Caves, History, Humanity, Herzog

by James Hansen

What is it exactly that is being forgotten in Werner Herzog’s Cave of Forgotten Dreams? Following his recent line of “nature documentaries” (Grizzly Man, Encounters at the End of the World), Herzog locates a strange, uninhabitable place in which he finds traces of unique humanity. Crucial is the idea of forgetfulness which is more present in Cave than the prior documentaries. And it is easy to forget. The humanity in the caves has been temporally displaced by 35,000 years and is, in some sense, unrecoverable.

Scientists and archaeologists speak with educated hypotheses. Herzog uses this model to grant himself leeway to make many of his boldest claims. Are these caves and cave paintings signs of the foundation of the modern human soul? Are the figures in the painting calling out to the present? Art lovers should find this of inherent interest, as art is the thing that crosses the void of time and space between the present day researchers and the mythic man with the crooked pinky finger who has forever left his mark on the cave walls.

Here, we may find the strongest link between Cave and Grizzly Man. If Timothy Treadwell used video and documentary to create a endless archive of his experiences with the grizzlies (and, perhaps, as Seung-Hoon Jeong and Dudley Andrew argue, it becomes a vision of man becoming-animal), history is written not in video, but on the cave walls – the nature of man inscribed in nature itself. What then of animals? Although there are exceptions which Herzog seems more drawn to in Cave, the majority of the paintings are of animals: skulls and ancient footsteps of wolves cover the ground of the caves. The paintings indicate a deep connection and fascination with animals – their movement, shape, and sounds. Is this a sign of a model of the world that Timothy Treadwell dreamed of? Was everything united? And would a permeable conception of history reestablish this supposedly utopian vision?

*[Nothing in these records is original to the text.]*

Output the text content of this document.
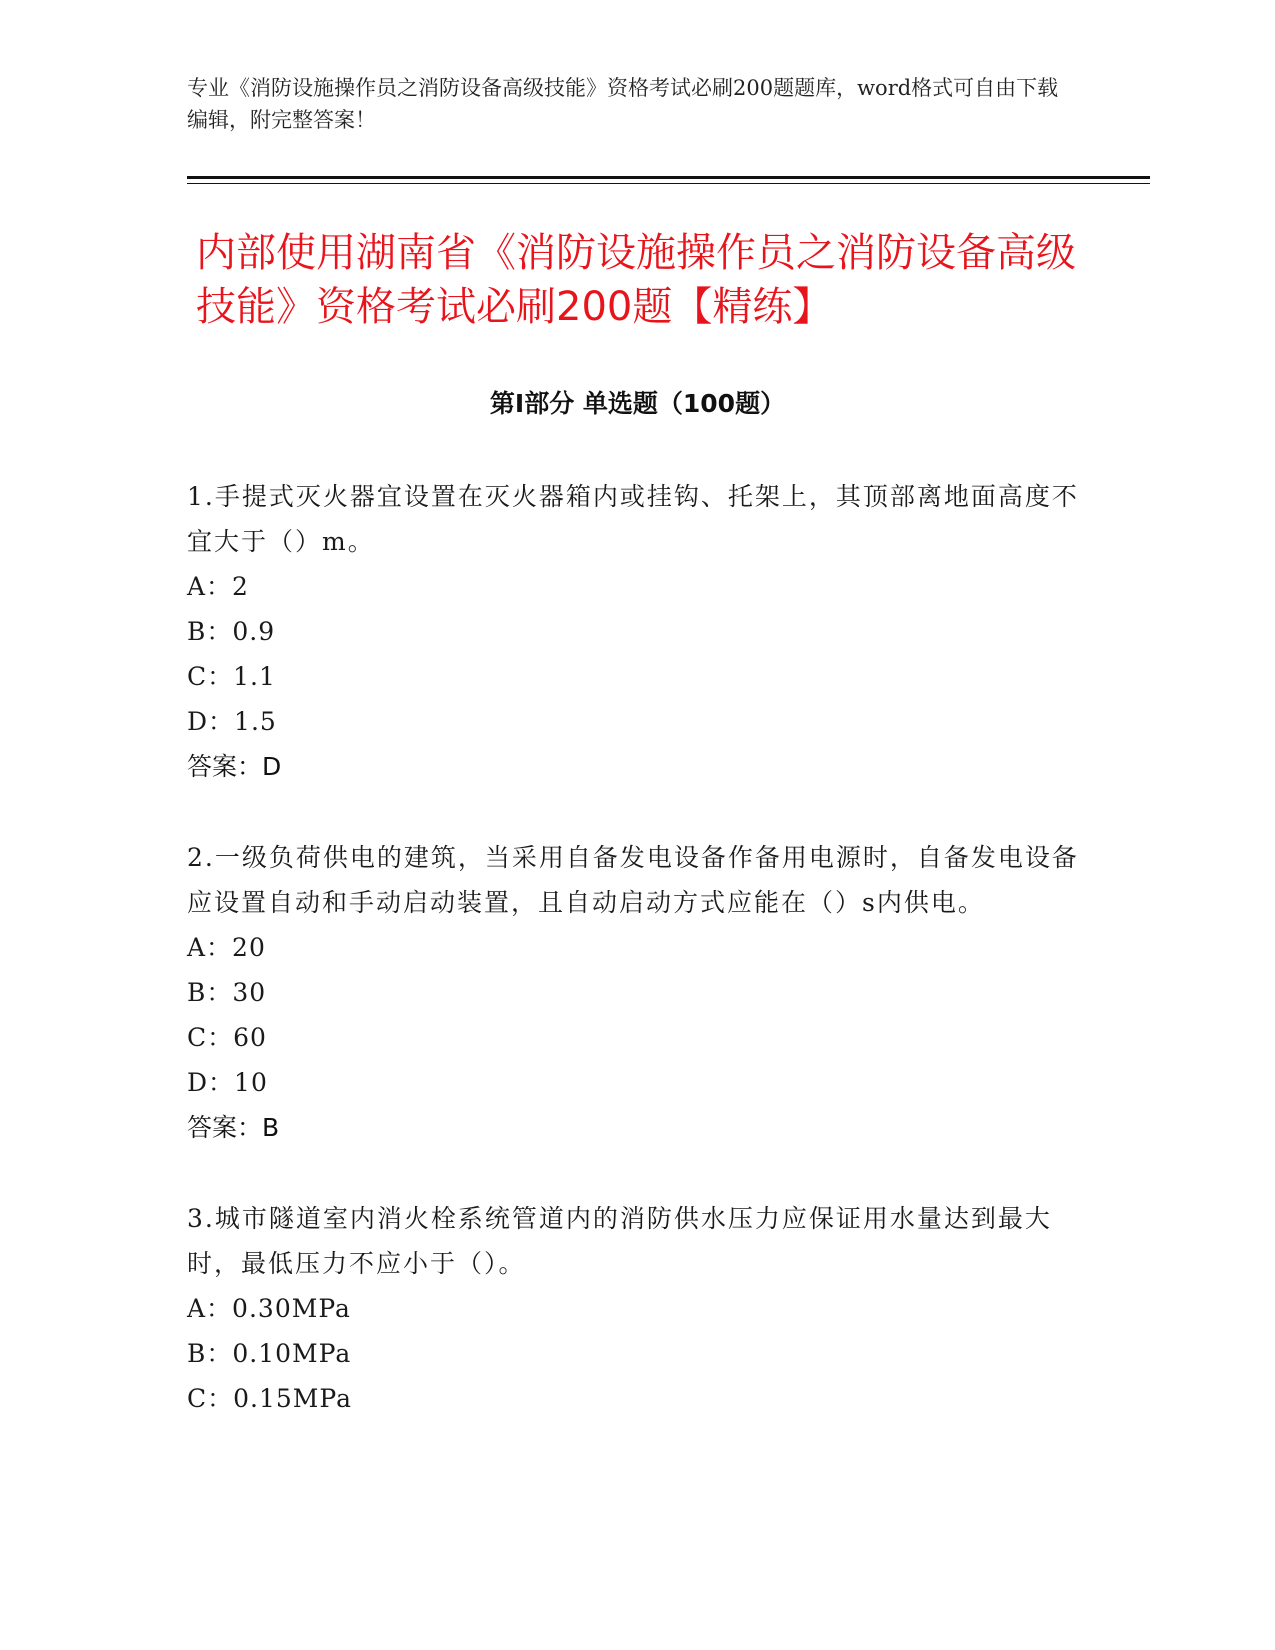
专业《消防设施操作员之消防设备高级技能》资格考试必刷200题题库，word格式可自由下载编辑，附完整答案！

内部使用湖南省《消防设施操作员之消防设备高级技能》资格考试必刷200题【精练】
第I部分 单选题（100题）

1.手提式灭火器宜设置在灭火器箱内或挂钩、托架上，其顶部离地面高度不宜大于（）m。

A：2

B：0.9

C：1.1

D：1.5

答案：D

2.一级负荷供电的建筑，当采用自备发电设备作备用电源时，自备发电设备应设置自动和手动启动装置，且自动启动方式应能在（）s内供电。

A：20

B：30

C：60

D：10

答案：B

3.城市隧道室内消火栓系统管道内的消防供水压力应保证用水量达到最大时，最低压力不应小于（）。

A：0.30MPa

B：0.10MPa

C：0.15MPa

What can’t be overlooked in this equation, however, is Herzog. To some extent, Cave lets the caves speak for themselves. There are countless, stand-alone images of the paintings calling out to the audience (and in 3D no less!) Still, Herzog – as The Modern Man – plays an essential role. He not only writes Cave’s narrative, carrying with it his oftentimes tiresome, sometimes engaging, musings on art. In his attempts to recover the origin of man, companied with Cave’s mutant coda and a remembrance of Grizzly Man, Herzog brings in a new dose of old modernism. Given its failures, Herzog attempts to overcome this modernist gap. Cave won’t let us forget how rare an opportunity it is for the cave’s to be recorded. This is the last chance for them to be filmed, seen, experienced, and recovered. With Cave, Herzog reenacts Treadwell’s archival process as a means of capturing this fleeting place, space, and moment – a moment when recovery and origin appear possible.

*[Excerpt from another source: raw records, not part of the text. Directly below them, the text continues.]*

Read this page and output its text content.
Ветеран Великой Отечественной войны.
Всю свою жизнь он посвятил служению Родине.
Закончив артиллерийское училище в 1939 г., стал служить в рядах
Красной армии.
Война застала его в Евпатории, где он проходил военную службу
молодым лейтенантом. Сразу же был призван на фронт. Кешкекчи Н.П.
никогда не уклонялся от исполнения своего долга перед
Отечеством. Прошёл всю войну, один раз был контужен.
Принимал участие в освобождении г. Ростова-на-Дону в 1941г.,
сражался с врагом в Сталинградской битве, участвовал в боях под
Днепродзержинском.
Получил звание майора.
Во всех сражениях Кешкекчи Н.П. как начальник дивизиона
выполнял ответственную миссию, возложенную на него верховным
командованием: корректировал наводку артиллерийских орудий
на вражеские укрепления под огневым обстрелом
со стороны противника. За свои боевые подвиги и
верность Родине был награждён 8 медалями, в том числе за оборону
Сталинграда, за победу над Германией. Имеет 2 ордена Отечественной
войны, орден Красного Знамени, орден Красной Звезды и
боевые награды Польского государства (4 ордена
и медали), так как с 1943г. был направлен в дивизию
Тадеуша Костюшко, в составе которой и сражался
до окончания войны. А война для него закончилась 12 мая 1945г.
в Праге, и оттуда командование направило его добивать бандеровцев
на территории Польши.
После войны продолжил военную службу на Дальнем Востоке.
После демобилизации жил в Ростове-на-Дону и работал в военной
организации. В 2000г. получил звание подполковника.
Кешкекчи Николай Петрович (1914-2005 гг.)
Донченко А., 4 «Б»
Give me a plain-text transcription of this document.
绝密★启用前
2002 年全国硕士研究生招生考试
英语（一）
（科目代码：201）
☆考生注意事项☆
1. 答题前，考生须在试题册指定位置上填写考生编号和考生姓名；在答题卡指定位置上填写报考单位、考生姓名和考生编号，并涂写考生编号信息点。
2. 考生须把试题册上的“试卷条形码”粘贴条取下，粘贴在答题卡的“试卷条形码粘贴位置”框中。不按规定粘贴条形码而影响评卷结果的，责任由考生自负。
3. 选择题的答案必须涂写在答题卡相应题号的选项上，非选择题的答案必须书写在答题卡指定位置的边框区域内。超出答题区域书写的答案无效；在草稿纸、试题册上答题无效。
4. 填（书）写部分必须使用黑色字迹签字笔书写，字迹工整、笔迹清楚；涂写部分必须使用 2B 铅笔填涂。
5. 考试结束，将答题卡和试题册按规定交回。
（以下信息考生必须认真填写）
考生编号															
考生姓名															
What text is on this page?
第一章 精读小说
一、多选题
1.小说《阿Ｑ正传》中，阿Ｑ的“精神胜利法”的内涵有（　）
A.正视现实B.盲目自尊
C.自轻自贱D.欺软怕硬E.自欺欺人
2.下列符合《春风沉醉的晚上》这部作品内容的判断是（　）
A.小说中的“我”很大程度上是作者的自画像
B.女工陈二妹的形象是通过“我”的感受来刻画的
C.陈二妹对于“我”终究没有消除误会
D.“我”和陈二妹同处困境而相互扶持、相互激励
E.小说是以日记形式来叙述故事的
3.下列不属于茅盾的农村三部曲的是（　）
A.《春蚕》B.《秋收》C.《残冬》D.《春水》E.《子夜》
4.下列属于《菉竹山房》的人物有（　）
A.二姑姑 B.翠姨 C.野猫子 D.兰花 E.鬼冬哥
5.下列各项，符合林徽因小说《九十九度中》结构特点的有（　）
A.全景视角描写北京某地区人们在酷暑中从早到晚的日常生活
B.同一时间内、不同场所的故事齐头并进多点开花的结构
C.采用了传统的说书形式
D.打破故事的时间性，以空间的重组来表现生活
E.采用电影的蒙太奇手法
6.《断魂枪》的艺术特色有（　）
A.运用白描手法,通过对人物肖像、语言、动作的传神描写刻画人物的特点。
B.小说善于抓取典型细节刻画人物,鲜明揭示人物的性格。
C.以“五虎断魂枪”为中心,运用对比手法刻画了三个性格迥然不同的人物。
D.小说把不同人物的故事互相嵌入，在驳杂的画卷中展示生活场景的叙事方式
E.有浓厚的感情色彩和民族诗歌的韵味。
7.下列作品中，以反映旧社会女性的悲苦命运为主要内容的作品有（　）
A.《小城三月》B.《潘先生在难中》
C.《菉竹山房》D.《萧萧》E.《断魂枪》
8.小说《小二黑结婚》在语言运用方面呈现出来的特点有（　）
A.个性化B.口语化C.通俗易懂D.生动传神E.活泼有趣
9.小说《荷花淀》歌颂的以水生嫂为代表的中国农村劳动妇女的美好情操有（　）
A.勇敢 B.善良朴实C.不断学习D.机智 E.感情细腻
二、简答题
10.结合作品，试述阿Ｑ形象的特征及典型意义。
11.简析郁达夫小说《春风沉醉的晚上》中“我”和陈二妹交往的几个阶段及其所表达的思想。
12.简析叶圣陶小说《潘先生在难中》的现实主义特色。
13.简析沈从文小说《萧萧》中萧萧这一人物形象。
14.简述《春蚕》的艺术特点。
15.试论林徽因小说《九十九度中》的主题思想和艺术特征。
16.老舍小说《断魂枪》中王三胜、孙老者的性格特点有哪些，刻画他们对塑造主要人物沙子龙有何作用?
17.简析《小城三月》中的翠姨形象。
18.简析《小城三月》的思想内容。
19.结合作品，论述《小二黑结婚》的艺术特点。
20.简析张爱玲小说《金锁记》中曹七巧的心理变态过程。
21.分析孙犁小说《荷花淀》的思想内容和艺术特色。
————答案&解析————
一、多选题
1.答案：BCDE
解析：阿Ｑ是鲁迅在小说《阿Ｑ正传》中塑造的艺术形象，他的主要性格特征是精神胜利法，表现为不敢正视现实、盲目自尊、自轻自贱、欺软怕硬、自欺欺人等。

Nonetheless, Herzog, in his brief coda, wipes out the aura crafted throughout Cave and turns us again toward a rehash Grizzly Man. Power plants suggest a transformation of humanity into contemporary mutants. If Grizzly Man captures a uniquely modern encounter with the violence of nature, then perhaps this is what is being forgotten – or, at least, what has changed. As humanities bond with nature has broken down, violence overtakes both nature and man. The violence of nature cedes to a nature of violence. Humanity has forgotten nature and, in so doing, has transmuted into a version of our own forgotten selves.

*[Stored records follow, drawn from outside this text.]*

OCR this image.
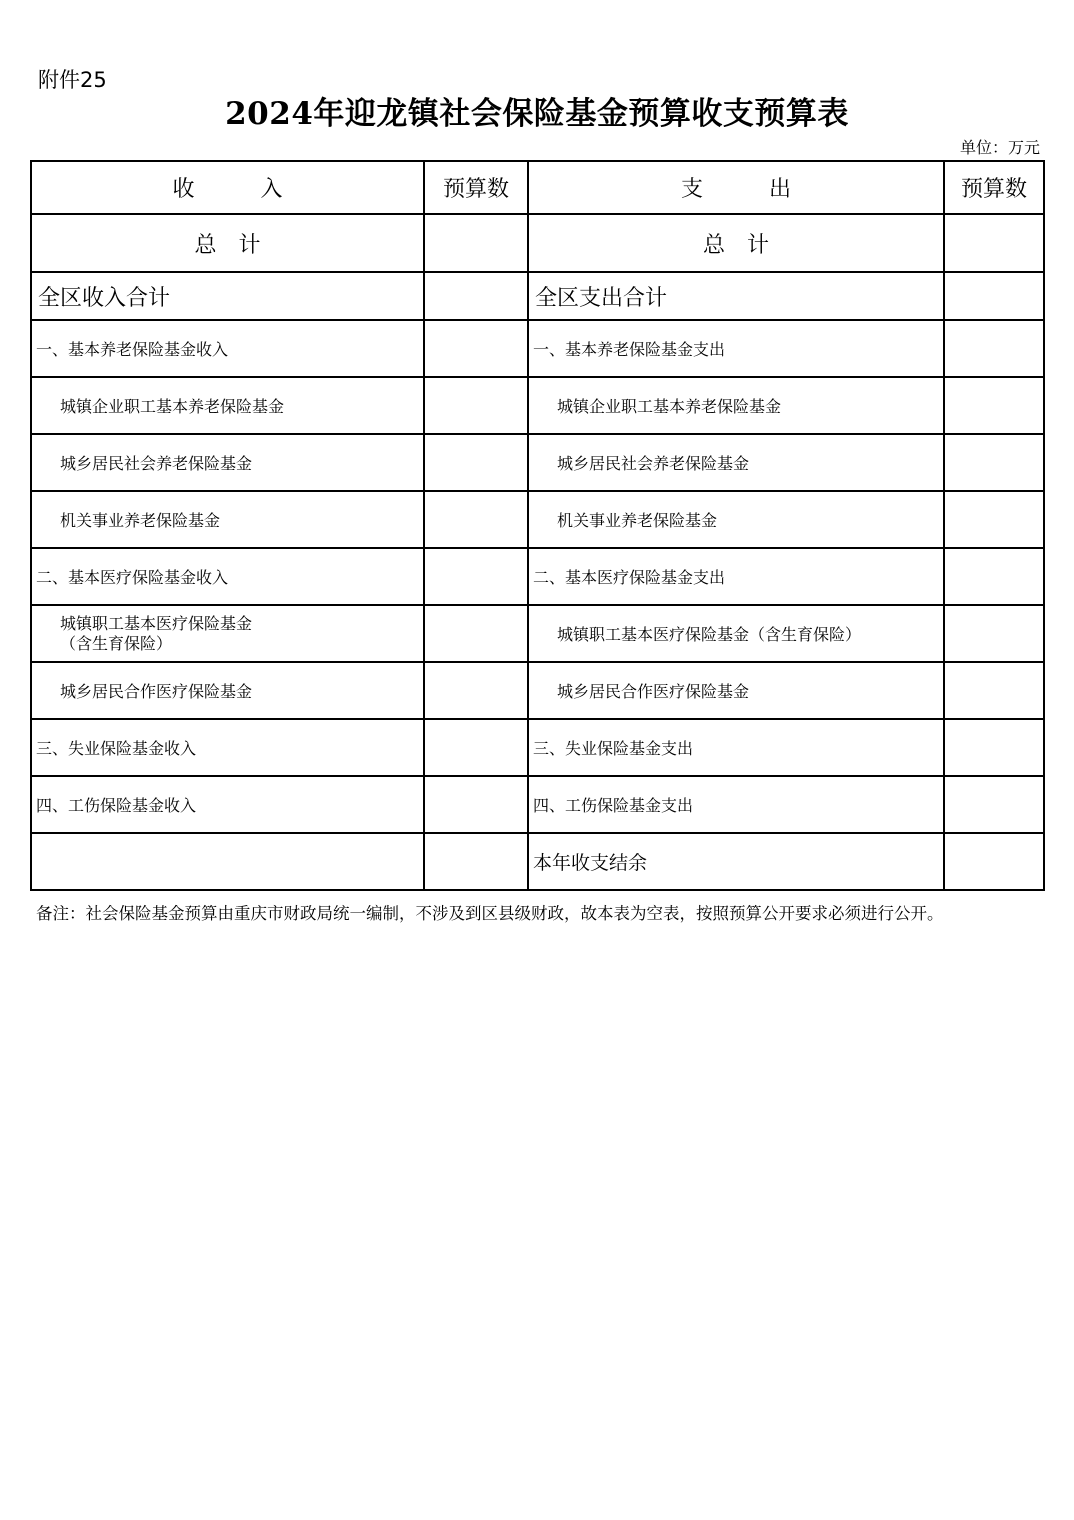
附件25
2024年迎龙镇社会保险基金预算收支预算表
单位：万元
收　　　入	预算数	支　　　出	预算数
总　计		总　计	
全区收入合计		全区支出合计	
一、基本养老保险基金收入		一、基本养老保险基金支出	
城镇企业职工基本养老保险基金		城镇企业职工基本养老保险基金	
城乡居民社会养老保险基金		城乡居民社会养老保险基金	
机关事业养老保险基金		机关事业养老保险基金	
二、基本医疗保险基金收入		二、基本医疗保险基金支出	

城镇职工基本医疗保险基金
（含生育保险）		城镇职工基本医疗保险基金（含生育保险）	
城乡居民合作医疗保险基金		城乡居民合作医疗保险基金	
三、失业保险基金收入		三、失业保险基金支出	
四、工伤保险基金收入		四、工伤保险基金支出	
		本年收支结余	
备注：社会保险基金预算由重庆市财政局统一编制，不涉及到区县级财政，故本表为空表，按照预算公开要求必须进行公开。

Yet even if the caves call to us from the past, Herzog wags his finger at the audience for not listening to them and puts himself in the place to be the man who hears. The power is placed in the creator and crafter of all images, whether an ancient man, Timothy Treadwell, or Werner Herzog. Herzog’s call for permeable history and interaction with the paintings, however, splits from this sense of grand arbiters of humanity. Is democratic, unified humanity to be celebrated by the trumpeting of a single man? Herzog interjects himself into the caves (and into his movie) too far and runs counter to his own method. It nearly becomes the mark of a man who came, saw, recorded, and went, leaving claw marks instead of bread crumbs on the way from the darkness of caves into the bright light of nature. When the researchers asked for silence to let the caves speak for themselves, it might have been best for Herzog to turn down the megaphone.